Sunday, August 10, 2014

August 10 2014. Believe it or not—belief was invented by a writer.

“A thing is not necessarily true because a man dies for it.”
Oscar Wilde

“I go to seek a Great Perhaps.”
François Rabelais


Perhaps the most frustrating thing about dying is that you don’t get to find out what happens next. Or if there is an afterlife, perhaps you do.

I’d like to believe in an afterlife, but in the absence of any evidence to that effect, I remain an agnostic. In fact, I debate whether I believe in belief. I like to think I have a rational mind (though I’m not sure there is much evidence to support that thought).

Actually, there is some evidence of afterlife—if you choose to interpret it that way—and that is the existence of life itself itself. What is it? It is hard to categorize, but you certainly notice its absence.

Spend a little time with a dead person and you’ll soon catch on that there is something missing. The dead don’t talk as much for starters—and they have no social graces. Worse still, they rot after a couple of days—and they are difficult to lift. Damnably inconvenient.

Life is a truly amazing force when you think about it—yet we know absolutely nothing about it. Let me stress the word “know.” We’ve made up stuff to fill the gap, but we don’t know that it’s true. Not to worry—we’ve come up with a useful concept called “belief.” It’s a really useful word because it requires virtually no work. In particular, you don’t have to think. What a relief! Thinking is useful but tiring. It’s probably best left to marginal members of society like writers.

One of our jobs is to fill the gaps. We writers come up with stuff to stop the natives getting too restless. In fact, it was almost certainly a writer who invented the concept of belief—probably at the request of the movers and shakers.

I can see one of them rushing to a writer’s cave (belief was invented a long time ago) and screaming: “The natives are trying to think. That’s bad for us and exhausting for them. We need a stress reliever. Any ideas?”

“Dinosaur hunting?” the writer probably said. We rarely get it right first time.

“You need to get out more,” the mover and shaker probably replied. “Dinosaurs are big and dangerous.  Besides they seem to be vanishing so we’ve made them a protected species.”

“Alcohol?”

“Not invented yet.”

“Football?”

“What’s a ball?”

“Most men have two of them. Football is where you kick one of them around. Or something like that.” Writers are rarely sports oriented. Football hadn’t been invented either—but sometimes we writers spot  a trend.

“I don’t see how kicking each other in the gonads would relieve stress—though I guess it would be distracting.  Can’t you come up with something better than that?”

The writer probably stood on his head for a while. Exercise helps thinking, but we writers try not to do it to excess. Being upside down does give you a different perspective.

“Belief,” the writing would have said finally. “We just tell people to accept stuff without questioning. We’ll explain it’s much less tiring than thinking. More energy efficient too.”

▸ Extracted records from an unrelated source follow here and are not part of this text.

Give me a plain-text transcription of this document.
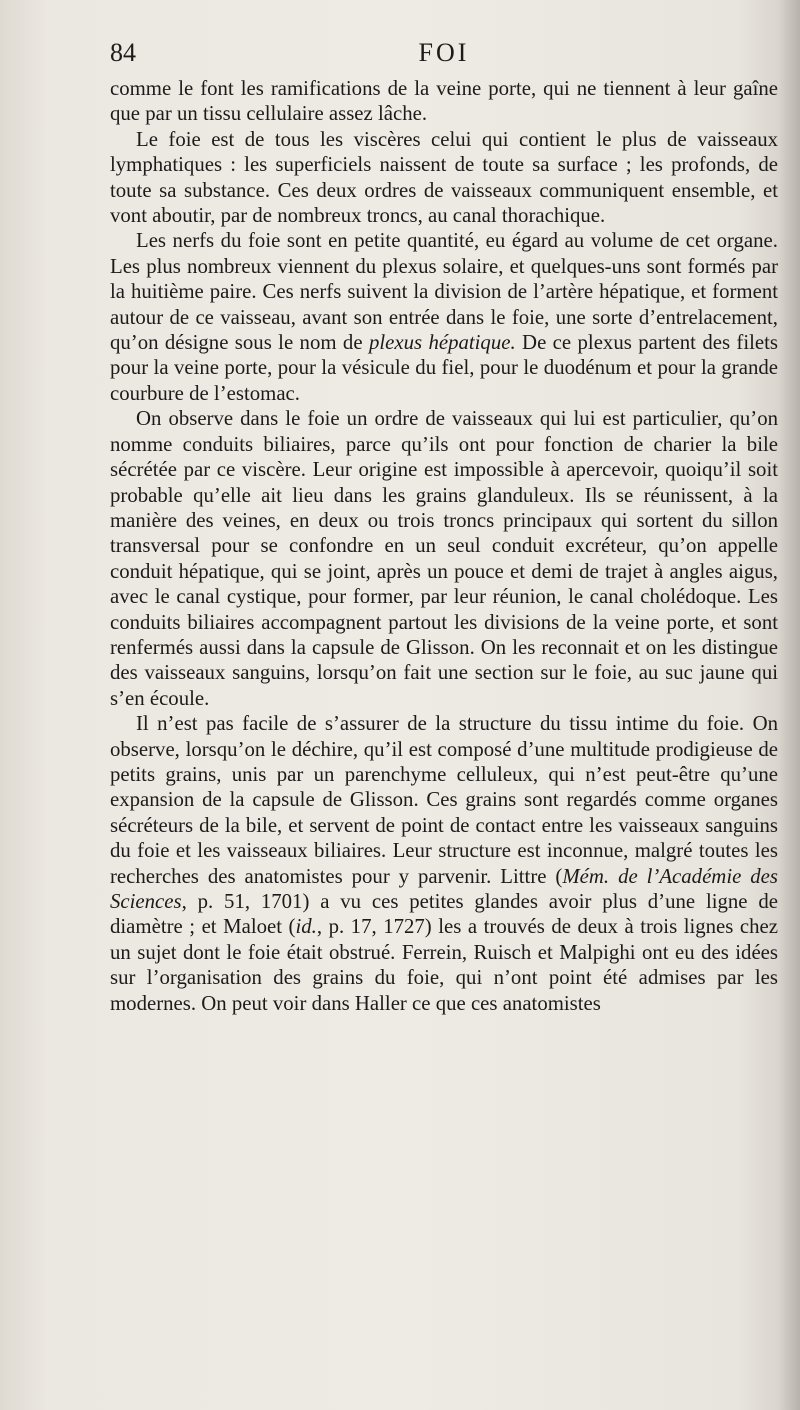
84	FOI

comme le font les ramifications de la veine porte, qui ne tiennent à leur gaîne que par un tissu cellulaire assez lâche.

Le foie est de tous les viscères celui qui contient le plus de vaisseaux lymphatiques : les superficiels naissent de toute sa surface ; les profonds, de toute sa substance. Ces deux ordres de vaisseaux communiquent ensemble, et vont aboutir, par de nombreux troncs, au canal thorachique.

Les nerfs du foie sont en petite quantité, eu égard au volume de cet organe. Les plus nombreux viennent du plexus solaire, et quelques-uns sont formés par la huitième paire. Ces nerfs suivent la division de l’artère hépatique, et forment autour de ce vaisseau, avant son entrée dans le foie, une sorte d’entrelacement, qu’on désigne sous le nom de plexus hépatique. De ce plexus partent des filets pour la veine porte, pour la vésicule du fiel, pour le duodénum et pour la grande courbure de l’estomac.

On observe dans le foie un ordre de vaisseaux qui lui est particulier, qu’on nomme conduits biliaires, parce qu’ils ont pour fonction de charier la bile sécrétée par ce viscère. Leur origine est impossible à apercevoir, quoiqu’il soit probable qu’elle ait lieu dans les grains glanduleux. Ils se réunissent, à la manière des veines, en deux ou trois troncs principaux qui sortent du sillon transversal pour se confondre en un seul conduit excréteur, qu’on appelle conduit hépatique, qui se joint, après un pouce et demi de trajet à angles aigus, avec le canal cystique, pour former, par leur réunion, le canal cholédoque. Les conduits biliaires accompagnent partout les divisions de la veine porte, et sont renfermés aussi dans la capsule de Glisson. On les reconnait et on les distingue des vaisseaux sanguins, lorsqu’on fait une section sur le foie, au suc jaune qui s’en écoule.

Il n’est pas facile de s’assurer de la structure du tissu intime du foie. On observe, lorsqu’on le déchire, qu’il est composé d’une multitude prodigieuse de petits grains, unis par un parenchyme celluleux, qui n’est peut-être qu’une expansion de la capsule de Glisson. Ces grains sont regardés comme organes sécréteurs de la bile, et servent de point de contact entre les vaisseaux sanguins du foie et les vaisseaux biliaires. Leur structure est inconnue, malgré toutes les recherches des anatomistes pour y parvenir. Littre (Mém. de l’Académie des Sciences, p. 51, 1701) a vu ces petites glandes avoir plus d’une ligne de diamètre ; et Maloet (id., p. 17, 1727) les a trouvés de deux à trois lignes chez un sujet dont le foie était obstrué. Ferrein, Ruisch et Malpighi ont eu des idées sur l’organisation des grains du foie, qui n’ont point été admises par les modernes. On peut voir dans Haller ce que ces anatomistes
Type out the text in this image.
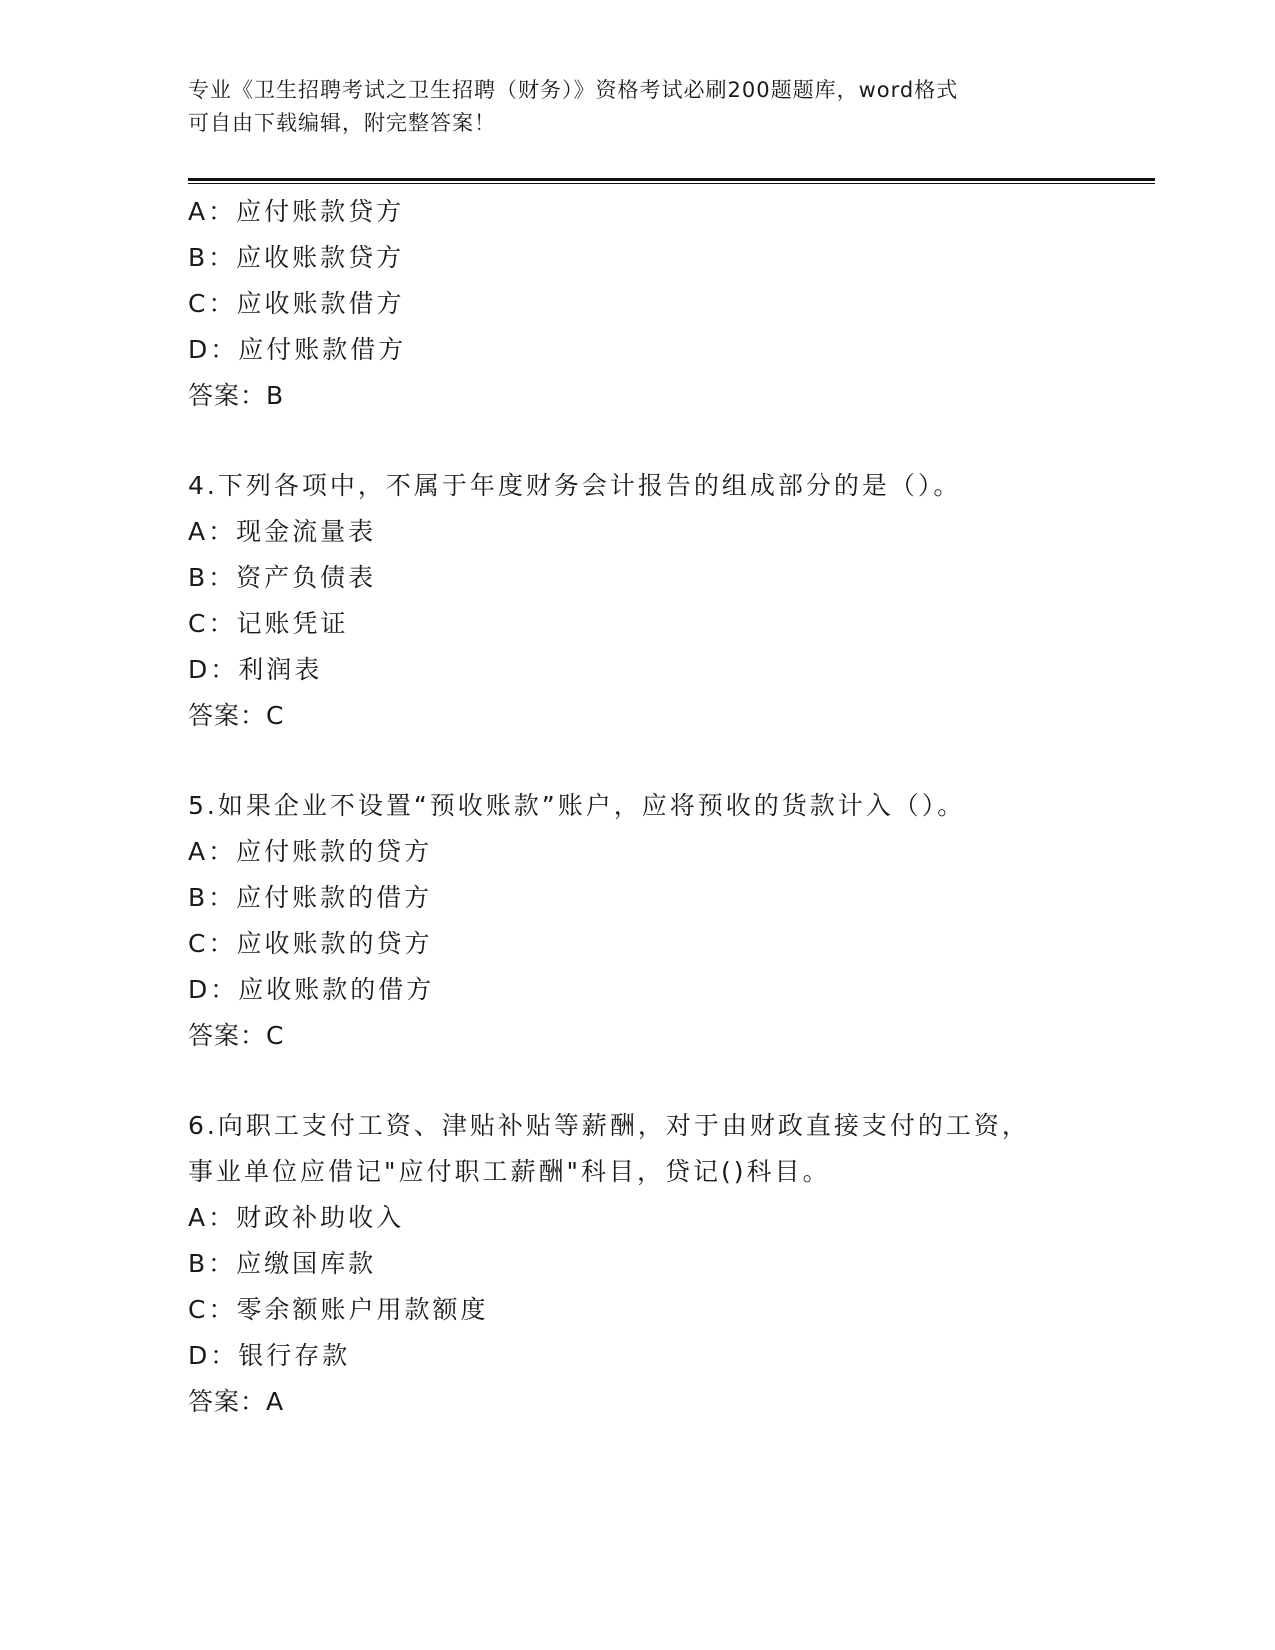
专业《卫生招聘考试之卫生招聘（财务）》资格考试必刷200题题库，word格式
可自由下载编辑，附完整答案！
A：应付账款贷方
B：应收账款贷方
C：应收账款借方
D：应付账款借方
答案：B
4.下列各项中，不属于年度财务会计报告的组成部分的是（）。
A：现金流量表
B：资产负债表
C：记账凭证
D：利润表
答案：C
5.如果企业不设置“预收账款”账户，应将预收的货款计入（）。
A：应付账款的贷方
B：应付账款的借方
C：应收账款的贷方
D：应收账款的借方
答案：C
6.向职工支付工资、津贴补贴等薪酬，对于由财政直接支付的工资，
事业单位应借记"应付职工薪酬"科目，贷记()科目。
A：财政补助收入
B：应缴国库款
C：零余额账户用款额度
D：银行存款
答案：A
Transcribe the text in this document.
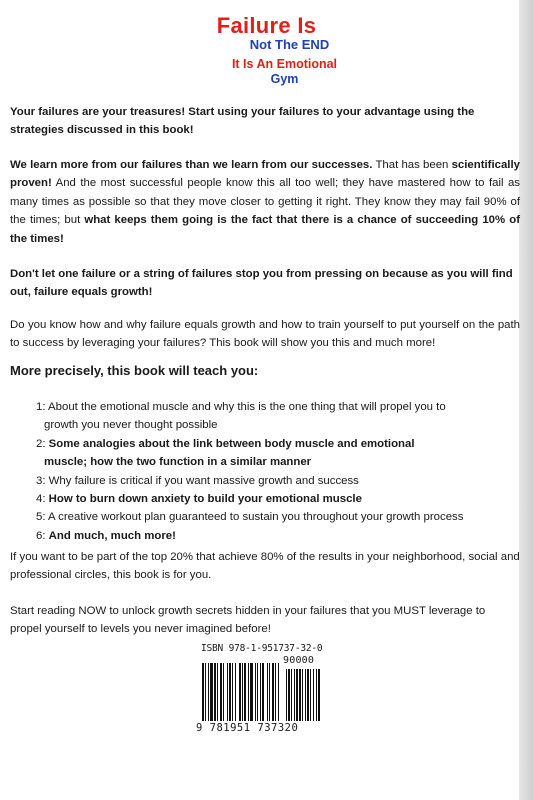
Failure Is
Not The END
It Is An Emotional
Gym
Your failures are your treasures! Start using your failures to your advantage using the strategies discussed in this book!
We learn more from our failures than we learn from our successes. That has been scientifically proven! And the most successful people know this all too well; they have mastered how to fail as many times as possible so that they move closer to getting it right. They know they may fail 90% of the times; but what keeps them going is the fact that there is a chance of succeeding 10% of the times!
Don't let one failure or a string of failures stop you from pressing on because as you will find out, failure equals growth!
Do you know how and why failure equals growth and how to train yourself to put yourself on the path to success by leveraging your failures? This book will show you this and much more!
More precisely, this book will teach you:
1: About the emotional muscle and why this is the one thing that will propel you to
growth you never thought possible
2: Some analogies about the link between body muscle and emotional
muscle; how the two function in a similar manner
3: Why failure is critical if you want massive growth and success
4: How to burn down anxiety to build your emotional muscle
5: A creative workout plan guaranteed to sustain you throughout your growth process
6: And much, much more!
If you want to be part of the top 20% that achieve 80% of the results in your neighborhood, social and professional circles, this book is for you.
Start reading NOW to unlock growth secrets hidden in your failures that you MUST leverage to propel yourself to levels you never imagined before!
ISBN 978-1-951737-32-0
90000
9 781951 737320
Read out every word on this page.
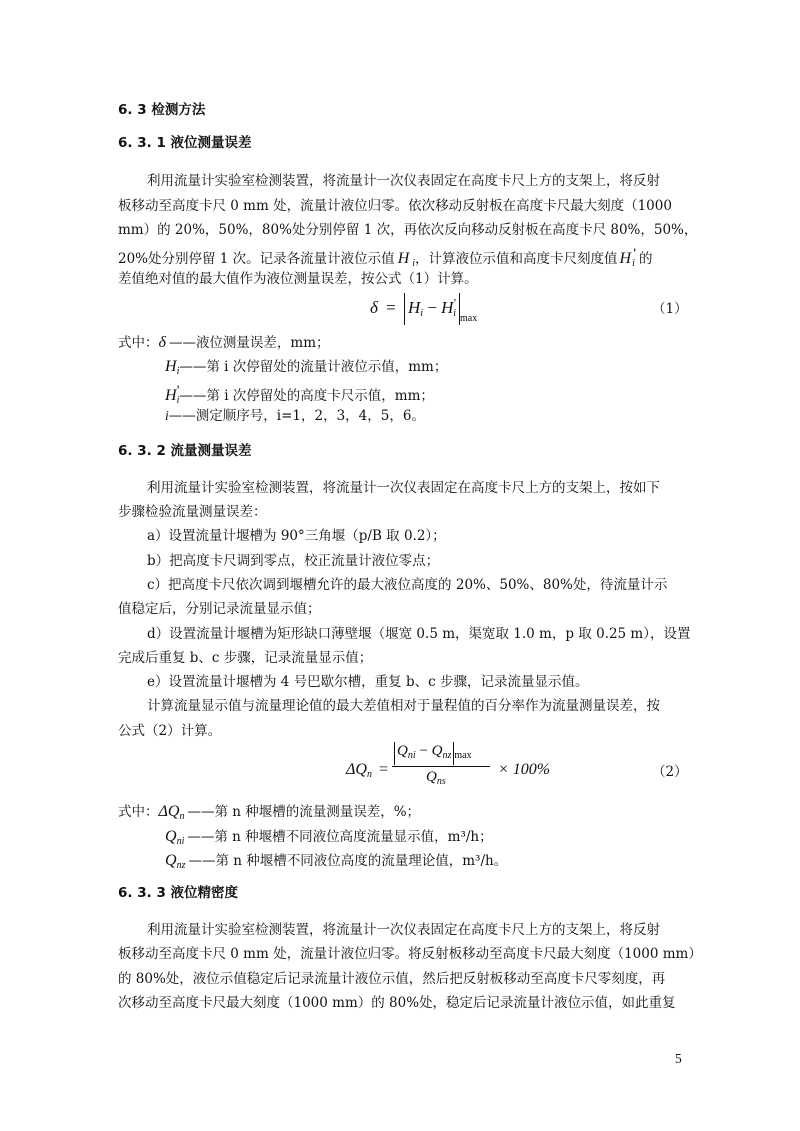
6. 3 检测方法
6. 3. 1 液位测量误差
利用流量计实验室检测装置，将流量计一次仪表固定在高度卡尺上方的支架上，将反射
板移动至高度卡尺 0 mm 处，流量计液位归零。依次移动反射板在高度卡尺最大刻度（1000
mm）的 20%，50%，80%处分别停留 1 次，再依次反向移动反射板在高度卡尺 80%，50%，
20%处分别停留 1 次。记录各流量计液位示值 H $_i$，计算液位示值和高度卡尺刻度值 H '$_i$ 的
差值绝对值的最大值作为液位测量误差，按公式（1）计算。
$\delta = H_i - H'_i$ $_{max}$
（1）
式中：δ ——液位测量误差，mm；
$H_i——$第 i 次停留处的流量计液位示值，mm；
$H'_i——$第 i 次停留处的高度卡尺示值，mm；
i——测定顺序号，i=1，2，3，4，5，6。
6. 3. 2 流量测量误差
利用流量计实验室检测装置，将流量计一次仪表固定在高度卡尺上方的支架上，按如下
步骤检验流量测量误差：
a）设置流量计堰槽为 90°三角堰（p/B 取 0.2）；
b）把高度卡尺调到零点，校正流量计液位零点；
c）把高度卡尺依次调到堰槽允许的最大液位高度的 20%、50%、80%处，待流量计示
值稳定后，分别记录流量显示值；
d）设置流量计堰槽为矩形缺口薄壁堰（堰宽 0.5 m，渠宽取 1.0 m，p 取 0.25 m），设置
完成后重复 b、c 步骤，记录流量显示值；
e）设置流量计堰槽为 4 号巴歇尔槽，重复 b、c 步骤，记录流量显示值。
计算流量显示值与流量理论值的最大差值相对于量程值的百分率作为流量测量误差，按
公式（2）计算。
$\Delta Q_n$ =
$Q_{ni} - Q_{nz}$ $_{max}$
$Q_{ns}$
× 100%	（2）
式中：$\Delta Q_n$ ——第 n 种堰槽的流量测量误差，%；
$Q_{ni}$ ——第 n 种堰槽不同液位高度流量显示值，m³/h；
$Q_{nz}$ ——第 n 种堰槽不同液位高度的流量理论值，m³/h。
6. 3. 3 液位精密度
利用流量计实验室检测装置，将流量计一次仪表固定在高度卡尺上方的支架上，将反射
板移动至高度卡尺 0 mm 处，流量计液位归零。将反射板移动至高度卡尺最大刻度（1000 mm）
的 80%处，液位示值稳定后记录流量计液位示值，然后把反射板移动至高度卡尺零刻度，再
次移动至高度卡尺最大刻度（1000 mm）的 80%处，稳定后记录流量计液位示值，如此重复
5
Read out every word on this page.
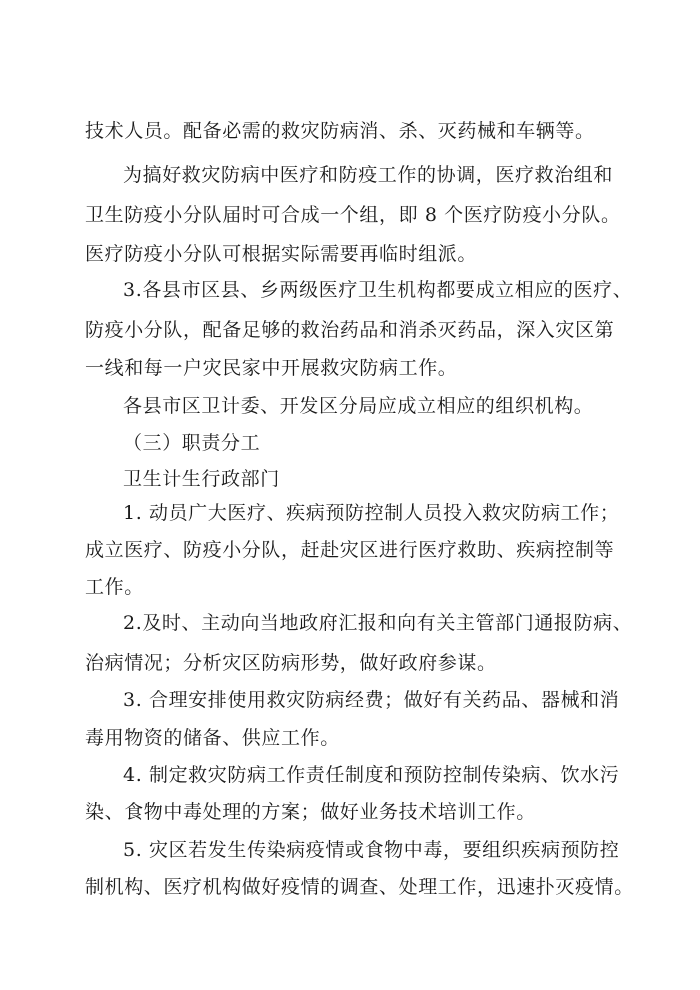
技术人员。配备必需的救灾防病消、杀、灭药械和车辆等。
为搞好救灾防病中医疗和防疫工作的协调，医疗救治组和
卫生防疫小分队届时可合成一个组，即 8 个医疗防疫小分队。
医疗防疫小分队可根据实际需要再临时组派。
3.各县市区县、乡两级医疗卫生机构都要成立相应的医疗、
防疫小分队，配备足够的救治药品和消杀灭药品，深入灾区第
一线和每一户灾民家中开展救灾防病工作。
各县市区卫计委、开发区分局应成立相应的组织机构。
（三）职责分工
卫生计生行政部门
1. 动员广大医疗、疾病预防控制人员投入救灾防病工作；
成立医疗、防疫小分队，赶赴灾区进行医疗救助、疾病控制等
工作。
2.及时、主动向当地政府汇报和向有关主管部门通报防病、
治病情况；分析灾区防病形势，做好政府参谋。
3. 合理安排使用救灾防病经费；做好有关药品、器械和消
毒用物资的储备、供应工作。
4. 制定救灾防病工作责任制度和预防控制传染病、饮水污
染、食物中毒处理的方案；做好业务技术培训工作。
5. 灾区若发生传染病疫情或食物中毒，要组织疾病预防控
制机构、医疗机构做好疫情的调查、处理工作，迅速扑灭疫情。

“Brilliant!” the mover and shaker would have said. “Why didn’t we think of that before. It will make controlling the natives so much easier. How does it work?”

“You keep on saying the same thing over and over again,” the writer would have said, “to the point where even if the natives know it’s not true, they will accept it—and you have to speak with absolute certainty. Start off by telling them that thinking is tiring and not good for your health—and that belief is easier and faster. Then repeat yourself until their eyes glaze over.”

“And that’s all?”

“Absolutely,” the writer would have said—with absolute certainty. “People hate thinking. It’s far too much like hard work. So repetition beats evidence any day of the week. Now let me tell you a story.”

“What’s a story?”

“A story is something you tell people to make them feel better,” the writer would have said. “Meds for the mind. Repeat one enough and it turns into belief.”

“Is a story true?” the mover and shaker would have said.

“A story is whatever you believe it to be,” the writer would have replied.

“Belief is a very powerful and dangerous idea,” the mover and shaker would have have said. “We movers and shakers can do a lot with it. What will you come up with next?”

The writer would have got to his feet. Standing on your head makes you dizzy after a while. Reverting to normal posture was generally understood as indicating politely that the issue had been talked out.

“I’m working on something called politics. It’s a blend of belief, ignorance, and greed.”

“Sound like just our sort of thing,” the mover and shaker would have said.